I swallowed and fiddled with the key in my pocket. I couldn’t tell you the logic of my nerves. After all, I had no reason to fear death, but the willful proximity to such a death-maker was unnerving. We were thigh to thigh. He directed me to lean my head on his shoulder. Did I obey? Of course I did. For the sake of ending him, I obeyed.
“What did you do with yourself this morning?” he asked.
“Studied,” I lied.
“With Twins’ Father?” His tone was scornful.
“I’m teaching myself.”
“Good. Zvi is a nice man, but I’m not sure that he’s the best teacher. You’d come out with a most inaccurate education. What are you studying?”
“Dr. Miri gave me a book. About surgeries. I’m learning about incisions. I learned about cesareans this morning.”
“Interesting subject,” he said drearily, clearly not interested at all. “You saw me perform that procedure once, didn’t you? A messy business.” There was a wink in his voice — he knew, even as he described it as such, that it was not a cesarean that I witnessed, but a vivisection.
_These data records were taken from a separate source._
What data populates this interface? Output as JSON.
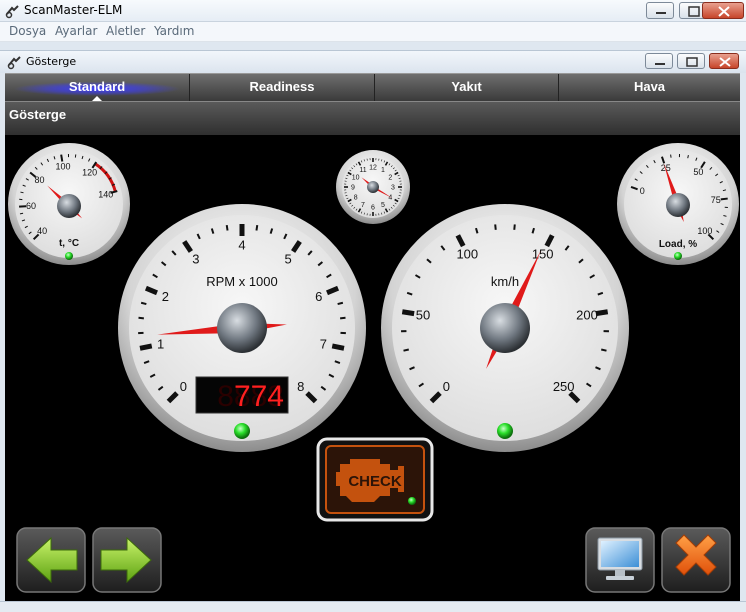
{
  "app": {
    "title": "ScanMaster-ELM",
    "menu": [
      "Dosya",
      "Ayarlar",
      "Aletler",
      "Yardım"
    ]
  },
  "window": {
    "title": "Gösterge"
  },
  "tabs": [
    {
      "label": "Standard",
      "active": true
    },
    {
      "label": "Readiness",
      "active": false
    },
    {
      "label": "Yakıt",
      "active": false
    },
    {
      "label": "Hava",
      "active": false
    }
  ],
  "section": {
    "title": "Gösterge"
  },
  "gauges": {
    "temperature": {
      "label": "t, °C",
      "ticks": [
        "40",
        "60",
        "80",
        "100",
        "120",
        "140"
      ],
      "min": 40,
      "max": 140,
      "value": 82
    },
    "clock": {
      "ticks": [
        "12",
        "1",
        "2",
        "3",
        "4",
        "5",
        "6",
        "7",
        "8",
        "9",
        "10",
        "11"
      ],
      "hour": 10,
      "minute": 20
    },
    "load": {
      "label": "Load, %",
      "ticks": [
        "0",
        "25",
        "50",
        "75",
        "100"
      ],
      "min": 0,
      "max": 100,
      "value": 25
    },
    "rpm": {
      "label": "RPM x 1000",
      "ticks": [
        "0",
        "1",
        "2",
        "3",
        "4",
        "5",
        "6",
        "7",
        "8"
      ],
      "min": 0,
      "max": 8,
      "value": 1.2,
      "digital_readout": "774"
    },
    "speed": {
      "label": "km/h",
      "ticks": [
        "0",
        "50",
        "100",
        "150",
        "200",
        "250"
      ],
      "min": 0,
      "max": 250,
      "value": 148
    }
  },
  "check_engine": {
    "label": "CHECK"
  },
  "colors": {
    "needle": "#e01a1a",
    "led_green": "#2be02b",
    "check_orange": "#c4520e"
  },
  "buttons": {
    "back": {
      "icon": "arrow-left-icon"
    },
    "forward": {
      "icon": "arrow-right-icon"
    },
    "display": {
      "icon": "monitor-icon"
    },
    "close": {
      "icon": "close-x-icon"
    }
  }
}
The woman — she’d had her child pulled from her, yes, he’d opened her and dispatched the child to a bucket full of water, drowning the baby before its mother’s eyes, but that was not the end of her suffering. He sustained it for as long as he was able and my memory of this — I did not want it; I did not want even Pearl to remember it for me.
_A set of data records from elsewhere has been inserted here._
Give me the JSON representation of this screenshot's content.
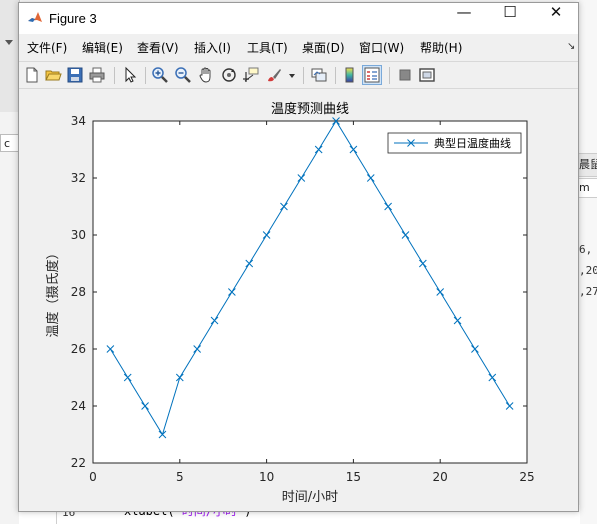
{
  "window": {
    "title": "Figure 3",
    "controls": {
      "minimize": "—",
      "maximize": "☐",
      "close": "✕"
    }
  },
  "menubar": {
    "items": [
      "文件(F)",
      "编辑(E)",
      "查看(V)",
      "插入(I)",
      "工具(T)",
      "桌面(D)",
      "窗口(W)",
      "帮助(H)"
    ],
    "overflow": "↘"
  },
  "toolbar": {
    "icons": [
      "new-figure-icon",
      "open-folder-icon",
      "save-icon",
      "print-icon",
      "pointer-icon",
      "zoom-in-icon",
      "zoom-out-icon",
      "pan-hand-icon",
      "rotate-3d-icon",
      "data-cursor-icon",
      "brush-icon",
      "link-plot-icon",
      "colorbar-icon",
      "legend-icon",
      "hide-plot-tools-icon",
      "show-plot-tools-icon"
    ]
  },
  "background": {
    "left_tab_text": "c",
    "right_tab_text": "晨鼠",
    "right_input_text": "m",
    "right_lines": [
      "6,",
      ",20",
      ",27"
    ],
    "line_number": "16",
    "code_fn": "xlabel(",
    "code_str": "'时间/小时'",
    "code_end": ")"
  },
  "colors": {
    "series": "#0072bd",
    "figure_bg": "#f0f0f0",
    "axes_bg": "#ffffff"
  },
  "chart_data": {
    "type": "line",
    "title": "温度预测曲线",
    "xlabel": "时间/小时",
    "ylabel": "温度（摄氏度）",
    "xlim": [
      0,
      25
    ],
    "ylim": [
      22,
      34
    ],
    "xticks": [
      0,
      5,
      10,
      15,
      20,
      25
    ],
    "yticks": [
      22,
      24,
      26,
      28,
      30,
      32,
      34
    ],
    "grid": false,
    "legend_position": "top-right",
    "series": [
      {
        "name": "典型日温度曲线",
        "marker": "x",
        "color": "#0072bd",
        "x": [
          1,
          2,
          3,
          4,
          5,
          6,
          7,
          8,
          9,
          10,
          11,
          12,
          13,
          14,
          15,
          16,
          17,
          18,
          19,
          20,
          21,
          22,
          23,
          24
        ],
        "y": [
          26,
          25,
          24,
          23,
          25,
          26,
          27,
          28,
          29,
          30,
          31,
          32,
          33,
          34,
          33,
          32,
          31,
          30,
          29,
          28,
          27,
          26,
          25,
          24
        ]
      }
    ]
  }
}
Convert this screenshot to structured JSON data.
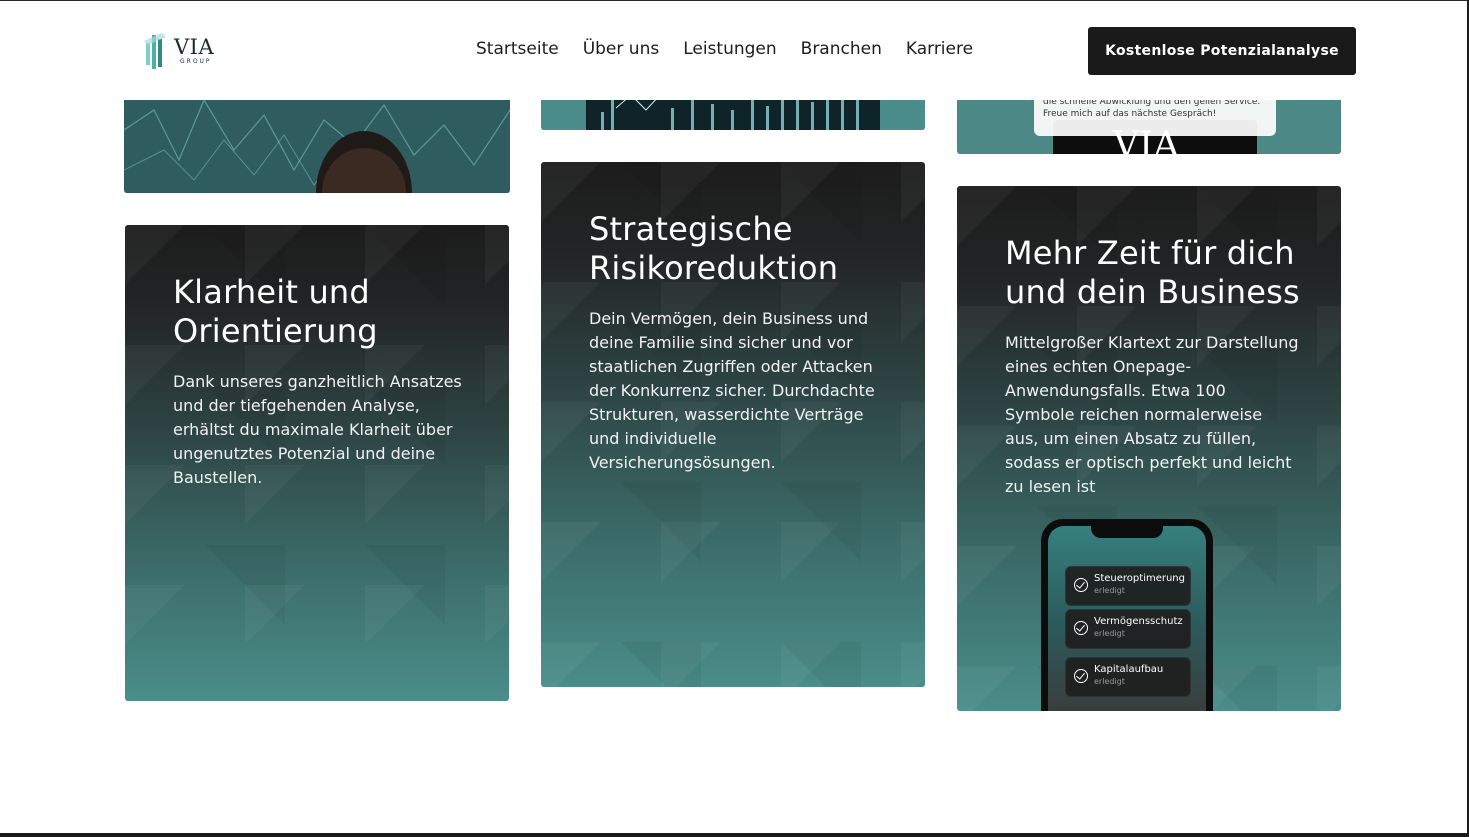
{
  "header": {
    "logo_text": "VIA",
    "logo_sub": "GROUP",
    "nav": [
      "Startseite",
      "Über uns",
      "Leistungen",
      "Branchen",
      "Karriere"
    ],
    "cta_label": "Kostenlose Potenzialanalyse"
  },
  "testimonial_snippet": {
    "line1": "die schnelle Abwicklung und den geilen Service.",
    "line2": "Freue mich auf das nächste Gespräch!",
    "brand_text": "VIA"
  },
  "cards": [
    {
      "title": "Klarheit und Orientierung",
      "text": "Dank unseres ganzheitlich Ansatzes und der tiefgehenden Analyse, erhältst du maximale Klarheit über ungenutztes Potenzial und deine Baustellen."
    },
    {
      "title": "Strategische Risikoreduktion",
      "text": "Dein Vermögen, dein Business und deine Familie sind sicher und vor staatlichen Zugriffen oder Attacken der Konkurrenz sicher. Durchdachte Strukturen, wasserdichte Verträge und individuelle Versicherungsösungen."
    },
    {
      "title": "Mehr Zeit für dich und dein Business",
      "text": "Mittelgroßer Klartext zur Darstellung eines echten Onepage-Anwendungsfalls. Etwa 100 Symbole reichen normalerweise aus, um einen Absatz zu füllen, sodass er optisch perfekt und leicht zu lesen ist"
    }
  ],
  "phone_tasks": [
    {
      "name": "Steueroptimerung",
      "status": "erledigt"
    },
    {
      "name": "Vermögensschutz",
      "status": "erledigt"
    },
    {
      "name": "Kapitalaufbau",
      "status": "erledigt"
    }
  ],
  "colors": {
    "accent_teal": "#4a8d89",
    "dark": "#1a1a1a"
  }
}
But if Mengele chose to remember this killing as a cesarean, then so it was, in Auschwitz.
“Usually, I send them to the gas straightaway,” he added, seemingly for Bolek’s ears. “But taking care of it before it has a chance for a single breath? That can be humane too, under conditions like those. In any case, Stasha, you should be commended for your interest in these procedures.”
He paused thoughtfully, took a bottle from his valise for a drink, and gave my knee a squeeze as he swigged.
“But the arts — that appears to be your real calling. Dancing, isn’t it?”
“That’s Pearl,” I reminded him. “I am a scientist.”
He began to throw up his hands before remembering that he held a bottle in one of them. Liquor met my cheek.
“Of course!” he said. “But it really doesn’t matter. Dancer, scientist — just keep yourself occupied. Dwell on your interests. Maintain your curiosity about the world. Curiosity has gotten me far. You lose your curiosity”—he shook a thick finger before my eyes—“and life, it will abandon you.”